The Ways of Story
A friend of mine and her husband have recently finished a massive project of pulling together her late father-in-law's remarkable photography for a show that will be happening in Berlin, and that got me thinking about the ways of story; the many paths through which story enters into our lives. Earlier in my life I had my issues with the "A picture is worth a thousand words" thing.
Yeah, yeah I got it, but as a writer and someone who likes to talk stories into the world I just didn't like what felt like an infringement on my realm of words. But then I started looking at some of the fantastic photography that exists in the world and I had to rethink my position.
From the images in National Geographic to the everyday photos taken of children in classrooms all over the world every year, images naturally have a story to tell.

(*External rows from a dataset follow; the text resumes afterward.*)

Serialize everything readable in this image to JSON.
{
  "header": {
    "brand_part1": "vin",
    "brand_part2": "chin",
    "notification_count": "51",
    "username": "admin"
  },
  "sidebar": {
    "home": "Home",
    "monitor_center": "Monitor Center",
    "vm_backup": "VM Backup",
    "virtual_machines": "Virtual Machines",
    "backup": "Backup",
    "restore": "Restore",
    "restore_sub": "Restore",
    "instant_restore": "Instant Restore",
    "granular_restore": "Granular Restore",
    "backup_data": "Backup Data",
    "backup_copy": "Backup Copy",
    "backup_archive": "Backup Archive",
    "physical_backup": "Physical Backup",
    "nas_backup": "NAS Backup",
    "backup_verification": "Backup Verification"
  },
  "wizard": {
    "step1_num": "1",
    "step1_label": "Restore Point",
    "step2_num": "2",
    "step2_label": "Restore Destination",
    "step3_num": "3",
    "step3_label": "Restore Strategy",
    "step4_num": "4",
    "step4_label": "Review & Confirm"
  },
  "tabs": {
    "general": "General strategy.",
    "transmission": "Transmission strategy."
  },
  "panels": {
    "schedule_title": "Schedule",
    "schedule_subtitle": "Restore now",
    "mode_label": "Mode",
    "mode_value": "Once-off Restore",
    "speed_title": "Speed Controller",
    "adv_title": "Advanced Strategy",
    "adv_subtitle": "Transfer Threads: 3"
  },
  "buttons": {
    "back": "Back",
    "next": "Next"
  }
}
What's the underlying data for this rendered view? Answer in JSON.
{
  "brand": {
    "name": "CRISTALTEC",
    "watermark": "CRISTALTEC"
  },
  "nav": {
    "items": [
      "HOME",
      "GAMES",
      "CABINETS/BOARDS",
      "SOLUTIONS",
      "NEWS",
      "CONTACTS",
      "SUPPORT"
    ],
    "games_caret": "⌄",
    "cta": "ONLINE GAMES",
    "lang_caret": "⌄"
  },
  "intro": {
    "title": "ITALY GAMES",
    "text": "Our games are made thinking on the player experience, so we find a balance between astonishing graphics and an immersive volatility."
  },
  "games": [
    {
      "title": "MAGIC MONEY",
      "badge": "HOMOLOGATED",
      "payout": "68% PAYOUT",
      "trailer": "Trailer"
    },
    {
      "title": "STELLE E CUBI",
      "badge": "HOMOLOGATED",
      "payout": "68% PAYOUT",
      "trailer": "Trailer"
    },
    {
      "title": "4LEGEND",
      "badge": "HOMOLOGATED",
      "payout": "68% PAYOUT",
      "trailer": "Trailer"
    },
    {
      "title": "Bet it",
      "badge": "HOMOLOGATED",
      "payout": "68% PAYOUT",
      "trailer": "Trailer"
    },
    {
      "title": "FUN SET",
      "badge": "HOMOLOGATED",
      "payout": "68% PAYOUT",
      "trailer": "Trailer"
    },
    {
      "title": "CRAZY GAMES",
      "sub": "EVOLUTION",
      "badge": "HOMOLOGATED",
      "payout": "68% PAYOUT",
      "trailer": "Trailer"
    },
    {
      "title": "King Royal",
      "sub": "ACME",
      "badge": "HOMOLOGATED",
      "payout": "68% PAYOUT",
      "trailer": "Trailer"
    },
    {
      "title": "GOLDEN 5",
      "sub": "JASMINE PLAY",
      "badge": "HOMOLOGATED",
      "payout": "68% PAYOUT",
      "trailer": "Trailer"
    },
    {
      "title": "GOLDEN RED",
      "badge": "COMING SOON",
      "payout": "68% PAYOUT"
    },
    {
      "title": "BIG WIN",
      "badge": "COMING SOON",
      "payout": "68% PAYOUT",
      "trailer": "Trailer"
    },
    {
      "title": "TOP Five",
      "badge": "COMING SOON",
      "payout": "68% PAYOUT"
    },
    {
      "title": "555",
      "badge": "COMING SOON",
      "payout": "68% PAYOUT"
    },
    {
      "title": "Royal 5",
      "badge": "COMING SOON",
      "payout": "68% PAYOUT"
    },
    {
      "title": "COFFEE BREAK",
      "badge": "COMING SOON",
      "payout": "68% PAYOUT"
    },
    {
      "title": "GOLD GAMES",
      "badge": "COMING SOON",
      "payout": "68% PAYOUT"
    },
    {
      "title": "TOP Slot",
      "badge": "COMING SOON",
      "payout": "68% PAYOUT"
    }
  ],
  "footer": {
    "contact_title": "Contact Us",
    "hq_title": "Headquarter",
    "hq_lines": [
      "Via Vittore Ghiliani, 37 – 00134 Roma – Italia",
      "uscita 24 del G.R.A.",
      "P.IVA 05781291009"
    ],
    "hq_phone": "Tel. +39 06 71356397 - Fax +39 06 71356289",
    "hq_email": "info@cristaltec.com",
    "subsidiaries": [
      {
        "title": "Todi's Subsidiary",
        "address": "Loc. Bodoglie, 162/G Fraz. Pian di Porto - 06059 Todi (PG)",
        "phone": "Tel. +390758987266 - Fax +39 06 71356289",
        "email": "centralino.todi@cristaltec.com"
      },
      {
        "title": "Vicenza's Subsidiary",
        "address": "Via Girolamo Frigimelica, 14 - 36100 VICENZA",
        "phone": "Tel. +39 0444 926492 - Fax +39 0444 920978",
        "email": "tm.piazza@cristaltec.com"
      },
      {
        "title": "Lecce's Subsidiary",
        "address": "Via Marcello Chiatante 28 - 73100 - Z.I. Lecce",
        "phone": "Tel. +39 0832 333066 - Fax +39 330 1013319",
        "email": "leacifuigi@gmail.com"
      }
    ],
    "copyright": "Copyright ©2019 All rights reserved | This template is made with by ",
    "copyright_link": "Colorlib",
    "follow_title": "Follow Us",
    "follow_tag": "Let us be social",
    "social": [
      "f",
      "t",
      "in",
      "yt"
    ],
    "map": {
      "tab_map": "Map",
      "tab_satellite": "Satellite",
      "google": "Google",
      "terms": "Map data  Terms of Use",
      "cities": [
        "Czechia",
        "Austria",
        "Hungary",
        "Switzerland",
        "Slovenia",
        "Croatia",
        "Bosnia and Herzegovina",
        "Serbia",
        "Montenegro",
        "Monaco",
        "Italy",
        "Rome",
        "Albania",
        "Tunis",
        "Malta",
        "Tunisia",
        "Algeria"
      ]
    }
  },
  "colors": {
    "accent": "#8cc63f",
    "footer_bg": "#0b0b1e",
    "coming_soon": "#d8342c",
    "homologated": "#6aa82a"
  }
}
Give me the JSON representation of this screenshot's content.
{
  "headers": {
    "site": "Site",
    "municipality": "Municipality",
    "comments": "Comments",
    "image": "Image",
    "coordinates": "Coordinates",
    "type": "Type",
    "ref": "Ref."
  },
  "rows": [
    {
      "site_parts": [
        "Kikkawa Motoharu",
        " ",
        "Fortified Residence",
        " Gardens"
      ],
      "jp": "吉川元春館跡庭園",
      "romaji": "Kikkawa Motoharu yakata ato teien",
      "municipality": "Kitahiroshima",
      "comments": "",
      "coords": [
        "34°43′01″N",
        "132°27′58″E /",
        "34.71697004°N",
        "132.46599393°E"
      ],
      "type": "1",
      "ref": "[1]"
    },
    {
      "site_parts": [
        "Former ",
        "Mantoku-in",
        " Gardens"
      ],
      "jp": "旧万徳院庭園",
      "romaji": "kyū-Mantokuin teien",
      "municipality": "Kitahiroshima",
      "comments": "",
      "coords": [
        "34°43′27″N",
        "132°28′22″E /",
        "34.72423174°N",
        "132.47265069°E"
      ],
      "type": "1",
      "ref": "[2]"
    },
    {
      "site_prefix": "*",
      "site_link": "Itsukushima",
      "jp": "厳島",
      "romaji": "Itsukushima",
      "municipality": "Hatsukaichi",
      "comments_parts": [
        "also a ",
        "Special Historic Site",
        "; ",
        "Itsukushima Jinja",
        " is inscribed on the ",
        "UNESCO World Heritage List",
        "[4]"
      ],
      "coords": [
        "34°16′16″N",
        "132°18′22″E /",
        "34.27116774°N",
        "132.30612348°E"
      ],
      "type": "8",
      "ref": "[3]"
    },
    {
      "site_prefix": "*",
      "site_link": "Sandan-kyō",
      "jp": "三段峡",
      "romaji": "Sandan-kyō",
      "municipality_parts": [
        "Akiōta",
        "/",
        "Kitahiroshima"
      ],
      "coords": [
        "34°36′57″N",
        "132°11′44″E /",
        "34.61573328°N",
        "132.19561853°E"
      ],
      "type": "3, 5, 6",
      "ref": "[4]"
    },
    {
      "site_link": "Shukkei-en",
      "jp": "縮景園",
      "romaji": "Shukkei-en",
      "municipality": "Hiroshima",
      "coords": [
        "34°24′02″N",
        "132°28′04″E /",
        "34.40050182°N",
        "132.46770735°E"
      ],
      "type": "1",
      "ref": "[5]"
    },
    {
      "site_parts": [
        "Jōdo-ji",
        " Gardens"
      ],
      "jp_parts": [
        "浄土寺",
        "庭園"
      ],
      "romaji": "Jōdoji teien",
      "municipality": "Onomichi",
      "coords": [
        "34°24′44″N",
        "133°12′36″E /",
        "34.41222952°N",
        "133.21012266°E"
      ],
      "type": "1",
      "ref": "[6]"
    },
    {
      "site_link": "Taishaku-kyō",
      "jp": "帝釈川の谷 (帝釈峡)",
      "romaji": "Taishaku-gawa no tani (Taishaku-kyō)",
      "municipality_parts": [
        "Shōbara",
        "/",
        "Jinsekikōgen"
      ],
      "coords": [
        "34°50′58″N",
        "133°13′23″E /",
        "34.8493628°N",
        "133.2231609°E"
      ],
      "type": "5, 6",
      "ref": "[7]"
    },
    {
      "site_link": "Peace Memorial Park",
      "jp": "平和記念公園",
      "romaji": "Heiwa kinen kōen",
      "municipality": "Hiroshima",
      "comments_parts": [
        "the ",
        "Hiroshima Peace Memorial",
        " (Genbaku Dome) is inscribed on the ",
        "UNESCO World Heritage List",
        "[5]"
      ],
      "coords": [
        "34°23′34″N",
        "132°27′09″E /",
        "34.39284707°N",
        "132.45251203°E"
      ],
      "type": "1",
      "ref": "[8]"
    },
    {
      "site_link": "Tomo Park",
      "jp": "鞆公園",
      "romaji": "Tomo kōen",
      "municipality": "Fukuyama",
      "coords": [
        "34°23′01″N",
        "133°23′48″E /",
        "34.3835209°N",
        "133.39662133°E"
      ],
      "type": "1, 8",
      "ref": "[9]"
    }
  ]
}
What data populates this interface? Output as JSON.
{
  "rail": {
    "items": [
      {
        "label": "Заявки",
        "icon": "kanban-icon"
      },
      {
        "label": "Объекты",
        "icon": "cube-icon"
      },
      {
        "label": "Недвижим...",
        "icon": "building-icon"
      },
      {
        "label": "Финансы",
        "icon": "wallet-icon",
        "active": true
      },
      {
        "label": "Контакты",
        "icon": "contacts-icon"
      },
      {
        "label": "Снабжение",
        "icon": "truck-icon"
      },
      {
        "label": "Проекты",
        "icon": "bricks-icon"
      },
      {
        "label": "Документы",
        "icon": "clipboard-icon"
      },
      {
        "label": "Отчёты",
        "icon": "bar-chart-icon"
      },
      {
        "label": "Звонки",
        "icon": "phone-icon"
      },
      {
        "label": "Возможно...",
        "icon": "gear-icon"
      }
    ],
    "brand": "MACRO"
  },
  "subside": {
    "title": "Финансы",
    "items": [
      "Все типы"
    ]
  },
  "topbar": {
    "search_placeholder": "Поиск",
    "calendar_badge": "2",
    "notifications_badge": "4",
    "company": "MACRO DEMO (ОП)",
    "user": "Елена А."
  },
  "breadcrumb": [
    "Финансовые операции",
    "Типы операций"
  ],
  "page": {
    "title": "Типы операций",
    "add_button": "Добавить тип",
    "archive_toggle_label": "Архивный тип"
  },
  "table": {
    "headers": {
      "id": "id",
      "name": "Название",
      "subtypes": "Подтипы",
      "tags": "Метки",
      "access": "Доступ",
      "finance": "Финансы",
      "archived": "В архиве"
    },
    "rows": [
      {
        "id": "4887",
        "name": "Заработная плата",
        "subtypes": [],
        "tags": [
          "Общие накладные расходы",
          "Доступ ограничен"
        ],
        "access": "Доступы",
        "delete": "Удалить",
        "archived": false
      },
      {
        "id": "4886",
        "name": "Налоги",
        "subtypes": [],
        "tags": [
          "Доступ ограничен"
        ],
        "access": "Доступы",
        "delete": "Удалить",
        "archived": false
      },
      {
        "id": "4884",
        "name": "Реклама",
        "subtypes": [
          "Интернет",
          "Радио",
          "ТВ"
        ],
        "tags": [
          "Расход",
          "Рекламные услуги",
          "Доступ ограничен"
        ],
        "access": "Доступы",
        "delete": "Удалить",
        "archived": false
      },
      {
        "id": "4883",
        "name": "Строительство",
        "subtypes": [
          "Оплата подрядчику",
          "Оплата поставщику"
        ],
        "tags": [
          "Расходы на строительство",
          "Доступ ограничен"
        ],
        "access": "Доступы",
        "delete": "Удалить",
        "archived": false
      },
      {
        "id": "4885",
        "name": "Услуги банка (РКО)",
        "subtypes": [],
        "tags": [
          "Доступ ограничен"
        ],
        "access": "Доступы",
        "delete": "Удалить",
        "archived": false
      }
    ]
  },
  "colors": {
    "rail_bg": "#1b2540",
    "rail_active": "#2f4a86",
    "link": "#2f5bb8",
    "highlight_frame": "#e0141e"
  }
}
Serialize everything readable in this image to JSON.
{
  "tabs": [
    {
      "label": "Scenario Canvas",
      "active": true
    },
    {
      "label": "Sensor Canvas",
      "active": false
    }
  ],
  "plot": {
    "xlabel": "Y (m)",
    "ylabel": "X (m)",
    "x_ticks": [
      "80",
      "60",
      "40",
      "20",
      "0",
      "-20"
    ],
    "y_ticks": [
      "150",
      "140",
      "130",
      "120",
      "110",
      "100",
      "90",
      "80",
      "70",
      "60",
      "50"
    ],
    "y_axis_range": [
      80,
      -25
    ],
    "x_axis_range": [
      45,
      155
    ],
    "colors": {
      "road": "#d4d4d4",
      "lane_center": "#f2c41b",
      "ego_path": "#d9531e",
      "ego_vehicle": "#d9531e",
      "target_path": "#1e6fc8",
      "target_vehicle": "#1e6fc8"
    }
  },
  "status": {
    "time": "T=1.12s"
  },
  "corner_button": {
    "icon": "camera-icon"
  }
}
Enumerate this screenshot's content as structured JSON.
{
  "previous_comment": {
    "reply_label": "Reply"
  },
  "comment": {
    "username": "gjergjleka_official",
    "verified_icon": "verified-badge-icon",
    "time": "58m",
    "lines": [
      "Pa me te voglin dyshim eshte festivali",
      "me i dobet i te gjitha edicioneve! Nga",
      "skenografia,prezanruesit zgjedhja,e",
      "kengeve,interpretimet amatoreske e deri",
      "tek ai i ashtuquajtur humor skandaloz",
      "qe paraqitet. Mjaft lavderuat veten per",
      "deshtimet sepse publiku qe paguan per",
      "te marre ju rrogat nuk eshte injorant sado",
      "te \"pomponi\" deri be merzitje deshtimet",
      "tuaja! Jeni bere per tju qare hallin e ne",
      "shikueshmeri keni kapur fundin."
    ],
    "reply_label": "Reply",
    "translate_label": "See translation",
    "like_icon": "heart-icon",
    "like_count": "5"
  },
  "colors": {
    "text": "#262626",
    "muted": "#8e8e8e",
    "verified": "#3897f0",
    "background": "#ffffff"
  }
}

The fascinating thing to me is how many stories a single image can tell. Actually each image can tell as many stories as there are people observing it because we don't come to photos or books, or anything else for that matter, as a blank slate. We bring our own story, our own understanding of the world, with us and that makes our observing unique.
Looking at the image of a particular child in a particular sixth grade class I see something likely quite different than you do. Yes, we both see the child, we see what they are wearing, whether they are a boy or girl. On those things we can agree, and then we each bring ourself to the tale. We see them not only through our adult eyes but also through the eyes of the sixth grader that we ourselves were.
For me those eyes include the memory of my most hated teacher, Mrs. Siegel. She was a nasty piece of work who had long passed the time, if ever it existed, when she liked children. She took great pleasure in ridiculing and humiliating her students, and that story is with me to this day. She was so horrible that when my brother got to sixth grade my mother met with the school principal to insist that he not be in her class. He got a fantastic teacher and I am quite sure that he would look at a sixth grade photo very differently than I.
It's because we all filter story through our individual lens that each story is so important. Whether the story be told in words, images, dance, music, or any other form, each person's story is part of an amazing whole, and without your part the tapestry is missing threads. We need each other's stories to fill in the missing threads. We need each other's stories to help us balance and expand our view of the world.
This is what story does, no matter the form it takes, it opens us, comforts us, renews us, emboldens us, and reminds us that we are not alone in this world.